What Our Software Does

AeroDeflect revolutionizes aircraft maintenance by predicting wing fatigue before problems occur, without any modifications to the plane. Our system combines LiDAR, high-speed cameras, and motion sensors installed on runways to track wing deflection, landing impact, and structural stress for every aircraft.

Using AI-driven 3D modeling and predictive algorithms, AeroDeflect calculates the bending stress, distributed load, and cumulative damage each landing imposes on the wings. By correlating environmental factors like temperature, wind, and landing conditions, our software generates a real-time damage index, allowing airlines to determine how much life is taken off the aircraft per landing.
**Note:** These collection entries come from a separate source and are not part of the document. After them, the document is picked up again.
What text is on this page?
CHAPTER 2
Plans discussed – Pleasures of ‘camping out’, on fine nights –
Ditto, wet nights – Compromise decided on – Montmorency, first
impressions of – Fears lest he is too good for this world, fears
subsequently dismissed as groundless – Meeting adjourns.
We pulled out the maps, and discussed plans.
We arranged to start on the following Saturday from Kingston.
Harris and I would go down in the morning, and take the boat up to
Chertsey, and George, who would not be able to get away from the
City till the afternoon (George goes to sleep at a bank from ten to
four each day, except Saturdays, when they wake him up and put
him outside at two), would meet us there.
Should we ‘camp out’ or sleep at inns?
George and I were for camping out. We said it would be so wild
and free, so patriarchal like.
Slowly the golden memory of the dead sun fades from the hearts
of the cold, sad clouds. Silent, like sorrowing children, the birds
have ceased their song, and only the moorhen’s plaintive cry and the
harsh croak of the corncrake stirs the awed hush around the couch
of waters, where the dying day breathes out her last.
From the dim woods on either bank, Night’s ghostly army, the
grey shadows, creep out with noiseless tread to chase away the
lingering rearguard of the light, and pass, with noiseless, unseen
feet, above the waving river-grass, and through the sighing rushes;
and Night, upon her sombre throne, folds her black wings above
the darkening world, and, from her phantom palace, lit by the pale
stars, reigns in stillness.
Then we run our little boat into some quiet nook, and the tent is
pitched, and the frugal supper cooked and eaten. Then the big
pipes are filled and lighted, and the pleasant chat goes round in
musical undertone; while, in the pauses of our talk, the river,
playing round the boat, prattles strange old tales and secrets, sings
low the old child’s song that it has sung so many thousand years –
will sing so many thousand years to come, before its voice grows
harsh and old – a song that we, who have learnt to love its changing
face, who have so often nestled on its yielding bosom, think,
Airlines receive actionable insights through a subscription dashboard, enabling them to optimize maintenance schedules, reduce unplanned downtime, and extend aircraft lifespan, while airports benefit from safer, data-driven operations. AeroDeflect transforms landing data into predictive intelligence, turning routine landings into a source of safety, efficiency, and cost savings.

All sensor data streams feed into AeroDeflect’s AI analytics platform, which performs multimodal sensor fusion. The system uses a convolutional neural network trained on more than 50,000 fatigue-pattern simulations derived from open-source aerospace fatigue datasets and validated structural models. Time-series analysis correlates geometric deflection, vibration frequency, and thermal variance to identify abnormal trends. In preliminary simulations, this approach achieved over 93% accuracy in distinguishing normal operational flex from fatigue-driven anomalies.